McLean Audio Services are no strangers to the high-pressure world of live TV broadcasting. For many years they have been associated with most of Melbourne’s premier live Television and corporate events.
The Logie Awards are Australia’s premier awards for The Australian Television Industry and rate in the top echelon of ‘A’ list glitterati spectaculars, however this year’s show was to be even more technically demanding.
A live televised awards show accompanied by orchestral backing was not unusual.
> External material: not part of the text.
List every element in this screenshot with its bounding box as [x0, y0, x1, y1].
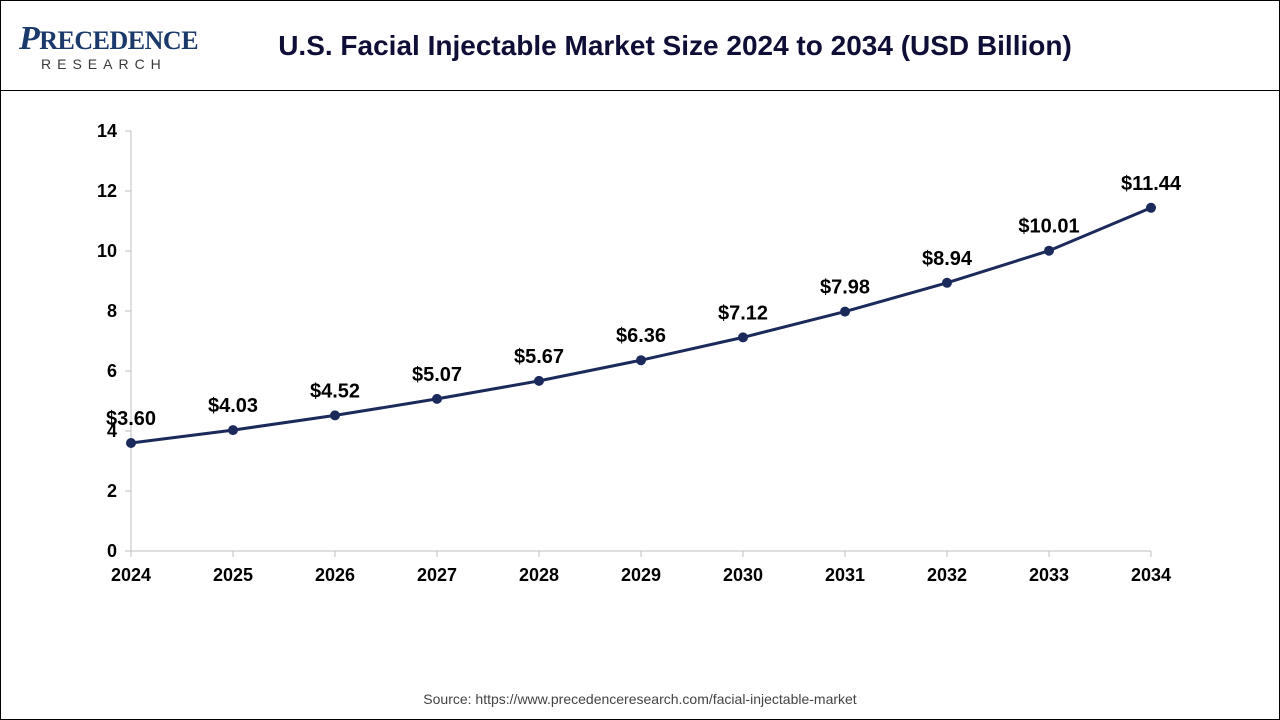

Normally, the orchestras musicians would be tucked up comfortably in a sound isolated off stage area and all performances would be carefully controlled and managed to optimise sonic results and minimise the technical difficulties that could impede a smooth television production.
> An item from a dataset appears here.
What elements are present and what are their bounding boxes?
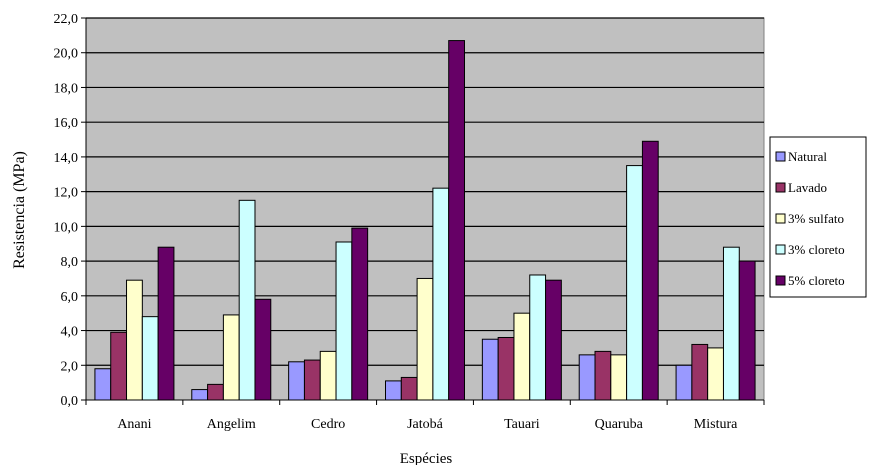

In an adventurous departure from tradition, the show’s producer, Peter Wynne wanted to achieve greater musical impact for the audience with a “live concert feel” for the proceedings that would hopefully result in an event more reminiscent of the great showcase events when Television was in it’s early heyday.
The orchestra, stage band and performers would be performing and amplified live all in the same room as the audio system, audience and the TV production.
This was going to be a demanding task; the audio system must not intrude either visually or technically and any problems would be of the ‘career ending type’ in front of a very large viewing audience.
McLean Audio’s Richard Bilinski in consultation with Steve Delmenico Channel 9’s audio director for the event decided to try something new that he hoped would handle many of the potential problems in one swoop. The new Nexo Geo-S system had the directivity, compact size and lightweight that would make it easy to fly and control.
This was a bold move as this would be the first time McLean’s had employed the Nexo Geo S system at a live televised awards ceremony.
After modelling the venue with the proprietary Nexo Geo array software, considering all the camera angles and audience/performer positioning, four compact hangs of Geo were planned.
The L+R program was divided evenly between the four arrays. The outer hangs consisted of five Geo-s 805 and one 830 enclosures while the inner boxes consisted of four 805 and one 830. Richard and his crew found the array modelling software a very accurate prediction against actual performance with no sacrifice in coverage.
At the show’s end there was wall-to-wall smiles as the maiden gig for the Geo went off without a hitch.
Richard purchased the Geo system after an extensive evaluation of many of the line array technologies available. Not known for rushing in to the first fad product or believing spurious technical arguments, Richard and the crew at McLeans see the Geo as an effective tool in getting the right results when the event organiser says, “I’ve got this great idea but it’s probably impossible”.